Decided to just pour out my heart tonight and write about the honest truths that I was feeling. As girls... as human beings, we deal with the struggle of perfection. We're so quick to put up the walls and masks though, and not really talk about our issues. I'm definitely quick to do this. I've always been a more private person, so I do this unintentionally. I remember on so many occasions in high school having people come up to me, some of which I didn't even know very well, and saying how I always seemed to have it all together, and I really seemed to have the white picket fence life. I laughed the first couple times I heard this, because if those people had only known. I was happy, but my life was far from perfect. Just like anyone else, I dealt with insecurities, disappointment, loss, loneliness, and heartbreak. I loved being who I was, but I never viewed myself like others did.

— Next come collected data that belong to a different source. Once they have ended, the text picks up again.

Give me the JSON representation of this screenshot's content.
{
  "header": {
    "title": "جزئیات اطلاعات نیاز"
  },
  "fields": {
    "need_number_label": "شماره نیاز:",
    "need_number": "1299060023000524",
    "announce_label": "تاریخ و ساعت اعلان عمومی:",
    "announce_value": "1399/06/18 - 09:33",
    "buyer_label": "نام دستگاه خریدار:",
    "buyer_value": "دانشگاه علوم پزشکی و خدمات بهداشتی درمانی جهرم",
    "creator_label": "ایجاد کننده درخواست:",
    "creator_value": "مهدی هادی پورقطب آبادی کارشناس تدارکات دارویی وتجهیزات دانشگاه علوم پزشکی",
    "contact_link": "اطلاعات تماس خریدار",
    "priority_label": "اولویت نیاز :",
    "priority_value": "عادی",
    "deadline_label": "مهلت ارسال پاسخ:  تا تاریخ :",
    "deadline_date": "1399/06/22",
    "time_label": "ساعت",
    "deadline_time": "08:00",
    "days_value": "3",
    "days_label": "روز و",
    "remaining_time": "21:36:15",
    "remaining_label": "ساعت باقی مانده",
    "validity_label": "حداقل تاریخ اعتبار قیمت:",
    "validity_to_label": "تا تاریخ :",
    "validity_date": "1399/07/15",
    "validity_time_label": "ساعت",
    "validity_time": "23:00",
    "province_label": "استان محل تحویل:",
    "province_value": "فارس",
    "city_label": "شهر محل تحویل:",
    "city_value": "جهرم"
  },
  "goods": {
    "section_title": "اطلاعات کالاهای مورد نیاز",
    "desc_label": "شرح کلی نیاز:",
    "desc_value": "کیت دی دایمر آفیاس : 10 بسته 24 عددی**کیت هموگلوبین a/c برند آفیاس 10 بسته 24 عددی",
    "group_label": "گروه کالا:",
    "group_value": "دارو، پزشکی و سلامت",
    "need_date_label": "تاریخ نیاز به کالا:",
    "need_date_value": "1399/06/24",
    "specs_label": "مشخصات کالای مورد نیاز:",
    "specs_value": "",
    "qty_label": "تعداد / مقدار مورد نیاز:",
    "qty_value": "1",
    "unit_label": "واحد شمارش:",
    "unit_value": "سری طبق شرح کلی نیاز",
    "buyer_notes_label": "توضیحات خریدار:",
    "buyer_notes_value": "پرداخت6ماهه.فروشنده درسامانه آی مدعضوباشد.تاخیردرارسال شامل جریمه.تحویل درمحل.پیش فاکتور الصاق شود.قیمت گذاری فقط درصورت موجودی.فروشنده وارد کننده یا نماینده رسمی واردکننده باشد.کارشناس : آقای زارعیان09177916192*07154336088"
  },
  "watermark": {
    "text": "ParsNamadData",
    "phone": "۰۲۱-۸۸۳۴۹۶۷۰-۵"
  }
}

Fast forward to my freshman year of college. I've dealt with so much in the last five years, sometimes it makes my head spin. Looking at this from a self-image perspective, I could definitely share some truths. I'm a lover of fitness and leading a healthy lifestyle, and I love that. In the last year though I've.... well okay I've gained a few #'s, some curves, and my clothes fit differently. That's been a difficult adjustment, and for a while I was not very happy about it. However I've truly come to a place of realization. I've realized I've been waiting for things to change. I've been fighting my body and trying to be someone that I'm not. I love myself and accept myself, flaws and all, and that is the biggest relief in the world. It's such a simple realization. Realizing that Jesus loves me for me. He cares about my heart, not what I look like. That's not to say that I don't still love makeup and clothes, or focus on leading a healthier lifestyle, but it just refocuses my heart on the things that are truly important.
I'm happy being my perfectly imperfect me. Maybe I have a few extra pounds, maybe I have acne sometimes, maybe I don't always like how I look in pictures, and maybe I have really bad hair days. Maybe I'm really shy, maybe I don't know how to talk to guys, maybe I skip workouts sometimes, and maybe I'm not good at math. I accept myself, imperfections and all, and I want that for every other person, because I personally know how exhausting the battle of perfection is.
If you're struggling like I was, I just want to encourage you to stop right now and just give it all up to the Lord. Give up your insecurities, your fears, your frustrations, and just breathe.